Sweetening the deal for retailers is that store-brand credit cards are not government-regulated, so their lending practices can be more lax. The issue of regulating these cards does arise periodically, but this does not seem to faze the department stores. “It has been discussed for the past 10 years,” quipped one retail executive.

Leveraging their credit cards further, the three chains have entered into alliances that allow customers to use them with other retailers and even banks. Ripley has an arrangement with Banco de Chile that allows Ripley cardholders get cash advances from the bank’s automated teller machines. In Colombia Falabella has already introduced its CMR Falabella credit card, laying the ground for the department store it will open there next year. (Its Sodimac chain is already there.)

Nevertheless, selling apparel, home goods and electronics continues to be the core of department store business, and Falabella, Ripley and Paris compete fiercely with one another.
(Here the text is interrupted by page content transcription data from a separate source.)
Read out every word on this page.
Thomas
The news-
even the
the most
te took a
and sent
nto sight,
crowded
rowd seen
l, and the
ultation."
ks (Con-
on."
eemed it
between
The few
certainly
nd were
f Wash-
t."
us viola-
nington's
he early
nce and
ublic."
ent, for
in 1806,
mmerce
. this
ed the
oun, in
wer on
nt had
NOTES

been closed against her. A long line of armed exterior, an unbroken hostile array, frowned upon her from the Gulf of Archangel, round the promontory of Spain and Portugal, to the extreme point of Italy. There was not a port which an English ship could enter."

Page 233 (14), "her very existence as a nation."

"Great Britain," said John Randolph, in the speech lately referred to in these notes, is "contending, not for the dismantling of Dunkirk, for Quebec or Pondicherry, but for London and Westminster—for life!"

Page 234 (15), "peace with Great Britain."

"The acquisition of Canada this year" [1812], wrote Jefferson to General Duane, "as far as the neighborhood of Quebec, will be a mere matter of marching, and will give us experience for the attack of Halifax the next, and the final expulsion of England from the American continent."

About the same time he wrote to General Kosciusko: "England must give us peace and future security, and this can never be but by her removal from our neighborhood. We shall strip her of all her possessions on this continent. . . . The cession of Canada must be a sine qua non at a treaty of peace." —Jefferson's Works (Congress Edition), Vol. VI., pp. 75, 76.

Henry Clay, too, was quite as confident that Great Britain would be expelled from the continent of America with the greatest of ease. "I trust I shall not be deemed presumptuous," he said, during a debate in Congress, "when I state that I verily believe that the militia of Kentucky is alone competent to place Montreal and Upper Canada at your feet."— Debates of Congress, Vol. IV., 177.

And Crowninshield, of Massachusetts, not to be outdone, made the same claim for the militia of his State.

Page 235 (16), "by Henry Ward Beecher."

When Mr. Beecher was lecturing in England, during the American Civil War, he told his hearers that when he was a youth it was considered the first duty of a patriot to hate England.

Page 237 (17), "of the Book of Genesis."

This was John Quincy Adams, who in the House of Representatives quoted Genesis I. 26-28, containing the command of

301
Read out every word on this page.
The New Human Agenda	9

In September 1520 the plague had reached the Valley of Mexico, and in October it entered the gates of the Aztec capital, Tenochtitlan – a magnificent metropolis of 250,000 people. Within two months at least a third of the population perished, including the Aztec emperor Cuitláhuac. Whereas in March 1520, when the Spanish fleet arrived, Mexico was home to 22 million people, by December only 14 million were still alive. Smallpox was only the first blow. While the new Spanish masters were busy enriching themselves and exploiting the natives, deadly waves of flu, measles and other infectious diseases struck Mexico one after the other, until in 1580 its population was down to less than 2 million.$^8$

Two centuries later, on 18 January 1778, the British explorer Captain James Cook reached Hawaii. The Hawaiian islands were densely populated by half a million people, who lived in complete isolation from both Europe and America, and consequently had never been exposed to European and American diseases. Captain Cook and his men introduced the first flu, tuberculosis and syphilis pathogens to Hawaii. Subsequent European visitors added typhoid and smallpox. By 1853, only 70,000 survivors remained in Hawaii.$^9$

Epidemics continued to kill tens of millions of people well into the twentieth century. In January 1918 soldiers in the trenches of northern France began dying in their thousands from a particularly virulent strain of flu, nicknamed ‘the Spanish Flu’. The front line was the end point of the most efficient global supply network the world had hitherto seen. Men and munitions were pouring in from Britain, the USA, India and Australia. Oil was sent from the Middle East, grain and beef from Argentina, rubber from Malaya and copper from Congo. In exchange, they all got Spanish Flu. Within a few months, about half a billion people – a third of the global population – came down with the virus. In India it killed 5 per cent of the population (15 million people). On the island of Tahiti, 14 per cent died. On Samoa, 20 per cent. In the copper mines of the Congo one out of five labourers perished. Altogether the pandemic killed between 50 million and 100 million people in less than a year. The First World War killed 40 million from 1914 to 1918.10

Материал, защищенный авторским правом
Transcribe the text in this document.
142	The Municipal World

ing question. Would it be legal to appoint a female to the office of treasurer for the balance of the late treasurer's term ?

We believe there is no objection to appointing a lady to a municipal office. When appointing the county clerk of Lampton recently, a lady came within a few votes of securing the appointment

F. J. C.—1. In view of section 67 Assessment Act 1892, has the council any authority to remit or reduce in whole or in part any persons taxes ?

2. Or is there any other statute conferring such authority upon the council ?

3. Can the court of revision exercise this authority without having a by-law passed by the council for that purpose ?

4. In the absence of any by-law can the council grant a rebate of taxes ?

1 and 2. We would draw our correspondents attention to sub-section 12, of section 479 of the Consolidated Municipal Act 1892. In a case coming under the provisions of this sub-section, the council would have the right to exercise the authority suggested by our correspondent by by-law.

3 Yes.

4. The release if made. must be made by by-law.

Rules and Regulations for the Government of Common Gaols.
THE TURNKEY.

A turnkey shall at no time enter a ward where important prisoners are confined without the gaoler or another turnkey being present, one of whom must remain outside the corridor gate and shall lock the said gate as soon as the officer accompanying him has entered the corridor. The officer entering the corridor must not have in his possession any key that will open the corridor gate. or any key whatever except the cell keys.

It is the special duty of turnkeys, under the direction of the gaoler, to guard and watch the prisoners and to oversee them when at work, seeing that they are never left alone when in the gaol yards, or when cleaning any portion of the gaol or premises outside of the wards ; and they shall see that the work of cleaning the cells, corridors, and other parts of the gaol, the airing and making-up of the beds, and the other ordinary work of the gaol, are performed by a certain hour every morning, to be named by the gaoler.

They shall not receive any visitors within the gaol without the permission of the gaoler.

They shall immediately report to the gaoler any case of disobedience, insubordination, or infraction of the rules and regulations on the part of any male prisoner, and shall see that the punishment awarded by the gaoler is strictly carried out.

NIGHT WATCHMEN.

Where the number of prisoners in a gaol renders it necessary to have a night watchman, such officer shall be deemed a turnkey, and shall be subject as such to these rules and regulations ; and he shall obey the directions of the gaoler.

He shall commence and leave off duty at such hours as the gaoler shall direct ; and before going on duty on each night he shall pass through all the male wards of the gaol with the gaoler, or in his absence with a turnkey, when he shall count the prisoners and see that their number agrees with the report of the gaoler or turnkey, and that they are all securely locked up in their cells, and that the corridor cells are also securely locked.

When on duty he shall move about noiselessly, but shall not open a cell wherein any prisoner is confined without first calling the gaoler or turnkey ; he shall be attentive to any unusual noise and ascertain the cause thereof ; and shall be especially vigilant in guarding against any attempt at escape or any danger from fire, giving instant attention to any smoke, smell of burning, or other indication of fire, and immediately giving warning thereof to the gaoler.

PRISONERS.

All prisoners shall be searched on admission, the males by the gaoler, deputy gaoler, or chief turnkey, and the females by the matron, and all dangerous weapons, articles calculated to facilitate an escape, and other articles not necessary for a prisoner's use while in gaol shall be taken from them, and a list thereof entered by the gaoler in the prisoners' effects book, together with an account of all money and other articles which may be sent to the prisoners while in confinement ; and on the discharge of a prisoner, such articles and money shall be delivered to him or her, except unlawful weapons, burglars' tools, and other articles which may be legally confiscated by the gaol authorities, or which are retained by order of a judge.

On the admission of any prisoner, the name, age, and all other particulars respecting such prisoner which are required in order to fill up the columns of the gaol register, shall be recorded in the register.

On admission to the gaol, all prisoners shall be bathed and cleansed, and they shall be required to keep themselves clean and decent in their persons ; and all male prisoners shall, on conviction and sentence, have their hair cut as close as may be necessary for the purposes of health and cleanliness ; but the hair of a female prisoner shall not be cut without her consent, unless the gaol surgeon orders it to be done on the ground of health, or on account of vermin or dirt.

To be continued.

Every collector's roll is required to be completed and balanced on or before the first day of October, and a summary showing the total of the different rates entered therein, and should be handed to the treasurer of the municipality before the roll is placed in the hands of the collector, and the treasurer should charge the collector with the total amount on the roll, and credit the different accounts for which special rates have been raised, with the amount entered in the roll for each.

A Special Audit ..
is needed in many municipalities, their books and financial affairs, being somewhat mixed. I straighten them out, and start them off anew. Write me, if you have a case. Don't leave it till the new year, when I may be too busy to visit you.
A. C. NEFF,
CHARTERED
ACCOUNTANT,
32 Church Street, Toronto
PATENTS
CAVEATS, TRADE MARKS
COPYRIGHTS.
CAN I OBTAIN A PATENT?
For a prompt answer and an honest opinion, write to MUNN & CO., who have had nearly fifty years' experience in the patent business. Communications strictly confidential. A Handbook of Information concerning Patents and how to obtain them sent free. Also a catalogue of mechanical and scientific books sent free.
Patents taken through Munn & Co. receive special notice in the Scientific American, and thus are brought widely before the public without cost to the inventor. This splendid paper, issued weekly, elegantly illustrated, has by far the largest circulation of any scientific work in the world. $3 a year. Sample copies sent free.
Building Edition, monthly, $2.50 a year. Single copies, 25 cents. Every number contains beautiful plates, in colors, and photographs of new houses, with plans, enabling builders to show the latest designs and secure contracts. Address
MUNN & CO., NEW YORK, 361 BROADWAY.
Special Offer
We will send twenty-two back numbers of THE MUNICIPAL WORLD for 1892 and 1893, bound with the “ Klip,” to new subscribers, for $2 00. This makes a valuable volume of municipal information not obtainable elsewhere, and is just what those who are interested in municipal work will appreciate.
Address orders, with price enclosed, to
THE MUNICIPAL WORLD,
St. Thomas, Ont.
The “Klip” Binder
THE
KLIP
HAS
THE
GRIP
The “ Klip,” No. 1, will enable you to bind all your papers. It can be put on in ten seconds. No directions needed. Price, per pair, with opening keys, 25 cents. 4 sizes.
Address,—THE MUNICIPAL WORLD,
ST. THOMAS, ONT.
Through aggressive marketing, Ripley managed to tumble Paris from the No. 2 slot in 2002 and has since spent $508 million on renovations and building new stores in Chile and Peru. By year-end, Ripley says, it will have 31 stores in Chile and eight in Peru.

Once regarded as the industry’s sleeping beauty, Paris is no longer taking the competition lying down. The 22-store chain dropped “Almacenes” from its name last year as part of its strategy to modernize its image. The chain plans to build six new stores in new markets throughout Chile. Second stores are on the agenda in three existing markets, says Castillo. In Temuco, in Chile’s southern region, CencoSud will open a new mall, Portal Temuco, to be anchored by Paris. It will be the second Paris in that city.

To maximize profits, Paris is stressing its private labels and favoring Asia over Europe as a more economical merchandise source, a move analysts say was long overdue given Chile’s price-sensitivity. Ripley and Falabella have been sourcing in Asia for some time and have opened offices in Hong Kong and Shangai, respectively.

Paris is targeting women 25 to 45 — the main decision makers regarding household purchases, Castillo says.

Ripley officials did not respond to requests for an interview. But in its stock sale prospectus, Ripley Corp. says it will open 11 stores in Chile and nine in Peru over the next four years. The company also plans to build a mall in Chile in 2007.

Falabella is not about to cede its position at the top, though. With 33 stores in Chile, Falabella is hatching expansion plans of its own. The company says it will open two stores this year in Santiago, which will bring its total in that city to 10. The holding company has integrated its retail operations into one distribution center (it used to have three).

The company bought the exclusive rights in Chile to sell the De Longhi, Diadora and Mango fashion brands, giving customers three more reasons to ignore hypermarkets.

Looking south, U.S. department stores can only wish they retained such influence over consumers, many of whom were won over long ago by other retail formats.